Précipice

Novice de l’amour. Impatiente de comprendre de quoi il s’agit. J’ai bientôt 43 ans. Jusque maintenant l’amour était une confusion totale : entre construction mentale et chamboulement émotionnel dévastateur. Peu d’occasions de goûter au long et fastidieux processus d’élaboration d’un lien d’amour authentique. J’admets que les conditions initiales de mon existence étaient un frein, disons l’occasion de comprendre ce que n’est pas l’amour.

J’ignore si je goûte l’amour, j’ai aujourd’hui le goût du « c’est possible que ce chemin là m’y conduise… ». J’ai la possibilité de l’emprunter ou de persister dans le profond sillon creusé de mes inatteignables projections d’un idéal de partenaire amoureux, amical, professionnel, familial, etc.

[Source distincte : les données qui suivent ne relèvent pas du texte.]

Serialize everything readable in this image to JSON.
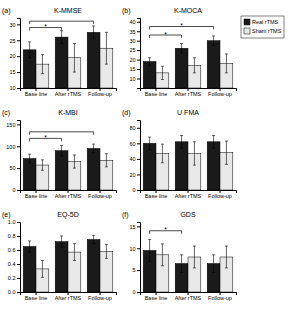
{
  "chart_data": [
    {
      "type": "bar",
      "panel_label": "(a)",
      "title": "K-MMSE",
      "categories": [
        "Base line",
        "After rTMS",
        "Follow-up"
      ],
      "series": [
        {
          "color": "#1a1a1a",
          "values": [
            22,
            26,
            27.5
          ],
          "errors": [
            2.5,
            2.0,
            2.0
          ]
        },
        {
          "color": "#e8e8e8",
          "values": [
            17.5,
            19.5,
            22.5
          ],
          "errors": [
            3.0,
            4.5,
            5.0
          ]
        }
      ],
      "ylim": [
        10,
        32
      ],
      "yticks": [
        10,
        15,
        20,
        25,
        30
      ],
      "brackets": [
        {
          "from": "Base line",
          "to": "After rTMS",
          "y": 29.0,
          "label": "*"
        },
        {
          "from": "Base line",
          "to": "Follow-up",
          "y": 31.0
        }
      ]
    },
    {
      "type": "bar",
      "panel_label": "(b)",
      "title": "K-MOCA",
      "categories": [
        "Base line",
        "After rTMS",
        "Follow-up"
      ],
      "series": [
        {
          "name": "Real rTMS",
          "color": "#1a1a1a",
          "values": [
            19,
            26,
            30
          ],
          "errors": [
            2.0,
            2.5,
            2.5
          ]
        },
        {
          "name": "Sham rTMS",
          "color": "#e8e8e8",
          "values": [
            13,
            17,
            18
          ],
          "errors": [
            3.5,
            4.0,
            5.0
          ]
        }
      ],
      "ylim": [
        5,
        42
      ],
      "yticks": [
        10,
        15,
        20,
        25,
        30,
        35,
        40
      ],
      "brackets": [
        {
          "from": "Base line",
          "to": "After rTMS",
          "y": 33.0,
          "label": "*"
        },
        {
          "from": "Base line",
          "to": "Follow-up",
          "y": 37.5,
          "label": "*"
        }
      ],
      "legend": "right"
    },
    {
      "type": "bar",
      "panel_label": "(c)",
      "title": "K-MBI",
      "categories": [
        "Base line",
        "After rTMS",
        "Follow-up"
      ],
      "series": [
        {
          "color": "#1a1a1a",
          "values": [
            72,
            90,
            95
          ],
          "errors": [
            10,
            12,
            10
          ]
        },
        {
          "color": "#e8e8e8",
          "values": [
            57,
            65,
            68
          ],
          "errors": [
            12,
            15,
            15
          ]
        }
      ],
      "ylim": [
        0,
        160
      ],
      "yticks": [
        0,
        50,
        100,
        150
      ],
      "brackets": [
        {
          "from": "Base line",
          "to": "After rTMS",
          "y": 118,
          "label": "*"
        },
        {
          "from": "Base line",
          "to": "Follow-up",
          "y": 133
        }
      ]
    },
    {
      "type": "bar",
      "panel_label": "(d)",
      "title": "U FMA",
      "categories": [
        "Base line",
        "After rTMS",
        "Follow-up"
      ],
      "series": [
        {
          "color": "#1a1a1a",
          "values": [
            60,
            62,
            62
          ],
          "errors": [
            8,
            8,
            8
          ]
        },
        {
          "color": "#e8e8e8",
          "values": [
            47,
            47,
            48
          ],
          "errors": [
            12,
            15,
            15
          ]
        }
      ],
      "ylim": [
        0,
        90
      ],
      "yticks": [
        0,
        20,
        40,
        60,
        80
      ]
    },
    {
      "type": "bar",
      "panel_label": "(e)",
      "title": "EQ-5D",
      "categories": [
        "Base line",
        "After rTMS",
        "Follow-up"
      ],
      "series": [
        {
          "color": "#1a1a1a",
          "values": [
            0.65,
            0.72,
            0.75
          ],
          "errors": [
            0.08,
            0.08,
            0.06
          ]
        },
        {
          "color": "#e8e8e8",
          "values": [
            0.33,
            0.57,
            0.58
          ],
          "errors": [
            0.12,
            0.12,
            0.1
          ]
        }
      ],
      "ylim": [
        0.0,
        1.0
      ],
      "yticks": [
        {
          "value": 0,
          "label": "0.0"
        },
        0.2,
        0.4,
        0.6,
        0.8,
        {
          "value": 1,
          "label": "1.0"
        }
      ]
    },
    {
      "type": "bar",
      "panel_label": "(f)",
      "title": "GDS",
      "categories": [
        "Base line",
        "After rTMS",
        "Follow-up"
      ],
      "series": [
        {
          "color": "#1a1a1a",
          "values": [
            9.5,
            6.5,
            6.5
          ],
          "errors": [
            2.5,
            2.0,
            2.0
          ]
        },
        {
          "color": "#e8e8e8",
          "values": [
            8.5,
            8.0,
            8.0
          ],
          "errors": [
            2.5,
            2.5,
            2.5
          ]
        }
      ],
      "ylim": [
        0,
        16
      ],
      "yticks": [
        0,
        5,
        10,
        15
      ],
      "brackets": [
        {
          "from": "Base line",
          "to": "After rTMS",
          "y": 14.0,
          "label": "*"
        }
      ]
    }
  ]
}
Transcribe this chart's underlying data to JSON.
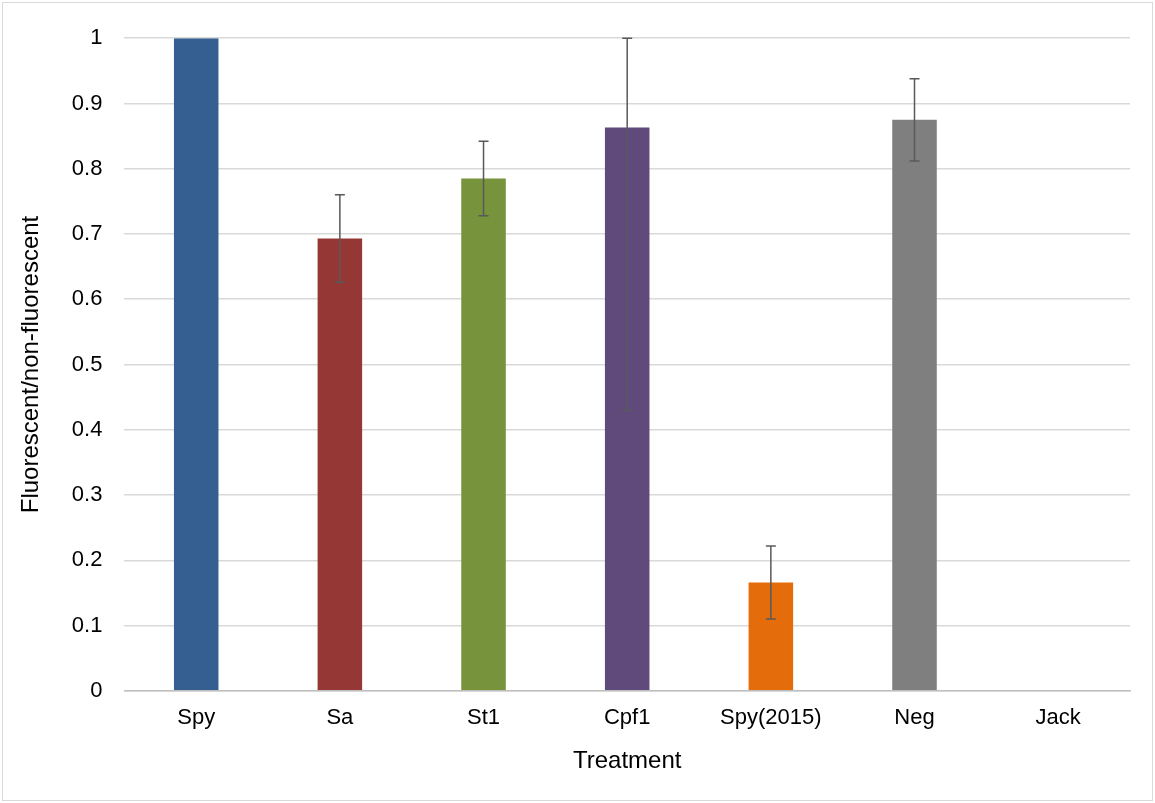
{
  "chart_data": {
    "type": "bar",
    "xlabel": "Treatment",
    "ylabel": "Fluorescent/non-fluorescent",
    "categories": [
      "Spy",
      "Sa",
      "St1",
      "Cpf1",
      "Spy(2015)",
      "Neg",
      "Jack"
    ],
    "values": [
      1,
      0.693,
      0.785,
      0.863,
      0.166,
      0.875,
      0
    ],
    "colors": [
      "#355f91",
      "#953735",
      "#77933c",
      "#604a7b",
      "#e46c0a",
      "#7f7f7f",
      "#4bacc6"
    ],
    "errors": [
      null,
      0.067,
      0.057,
      [
        0.43,
        1
      ],
      0.056,
      0.063,
      null
    ],
    "ylim": [
      0,
      1
    ],
    "yticks": [
      0,
      0.1,
      0.2,
      0.3,
      0.4,
      0.5,
      0.6,
      0.7,
      0.8,
      0.9,
      1
    ],
    "grid": "y",
    "legend": false
  }
}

Ce nouveau possible chemin c’est celui de reconnaître l’inconfort de ce que je vis présentement et de rester avec.

Ce nouveau possible chemin c’est l’accueil du désir, qui enfin fait surface, d’être en lien coûte que coûte, y compris dans le conflit, y compris dans l’abandon de soi, y compris dans une posture sacrificielle et d’accueillir dans le même temps ma contribution au sabotage des liens relationnels lorsque ceux-ci « menaçaient » de perdurer dans le temps.

J’ai besoin d’être en lien et j’ai déposé la solitude sur un piedestal.

J’ai besoin d’être en lien, je l’ai créé, multiplié avec une date de péremption.

J’ai besoin d’être en lien, et suis restée aveugle au rejet de son existence malgré les nombreuses expériences.

J’ai besoin d’être en lien. Au présent. Comment accueillir ce qui menace ma tour d’ivoire d’effondrement ?

J’ai besoin d’être en lien. Au passé. Je connaissais détruire, rompre, salir, attaquer, abîmer, saboter le lien pour le faire correspondre à la réalité qui fût jadis la mienne te concernant Lien.

J’ai besoin d’être en lien. Je trouve gênant, dérangeant ce qui est étranger à ma façon d’avoir été en lien. Je trouve envahissant, violent, dangereux ce qui ressemble à ma façon d’avoir été en lien.

J’ai besoin d’être en lien. Comment concilier mon hypersensibilité au rejet et mon besoin d’être en lien, sans m’enfermer dans ma tour ni te faire disparaître ?

Je sens mon coeur se fermer comme un refus de te laisser entrer.  Je souffre de ton absence Lien. Je souffre du poids de mon armure qui empêche mon corps, mon coeur de se laisser pénétrer par tes rayons d’amour.

Si je te dis oui c’est admettre qu’il existe une autre façon d’aimer que celle que je me suis fabriquée, c’est admettre que je me suis trompée, c’est fissurer mon armure et me croire en danger.

Te laisser entrer dans ma vie c’est me risquer à être visible. Ne plus disparaître.  Continuer d’exister malgré le lien, ou peut-être grâce à lui ?

Quand je te choisissais, et que tu décidais de t’éloigner, mon univers s’effondrait. Depuis je porte ma lourde armure et j’ai préféré te rejeter avant d’être rejetée. Quand tu t’éloignes, Lien, la tristesse m’enveloppe et la répétition de l’expérience ravive le desespoir, l’Expérience initiale.

Je reconnais l’empreinte de l’Expérience initiale qui se présente à moi aux étapes importantes de ma vie : une irrésistible attraction vers la peur de sombrer dans un desespoir sans fin, sans fond. Le fond, souvent je l’ai visité et je connais le chemin pour en sortir. Se laisser traverser.

Dans le secrêt de la solitude la tristesse peut se dire à soi, mais parée de la pudeur du Lien, elle peut se mouvoir pour me guérir. Le goût de la tristesse traverse mon coeur, le fond, le fend, le fissure. La faille laisse alors pénétrer ton rayon d’amour, Lien, et me réchauffe doucement.

Il se peut que je me perde à nouveau dans les offres du Lien, que je m’y abandonne, passionnément, mais peuvent aussi surgir de nouvelles expériences de Grâce et de Joie… J’y ai laissé quelques plumes, c’est vrai, le prix du risque de vivre.

Je me sens au bord du précipice, la peur au ventre, prête à sauter dans le vide d’une Vie… aimante et bienveillante, à nouveau. C’est sans danger.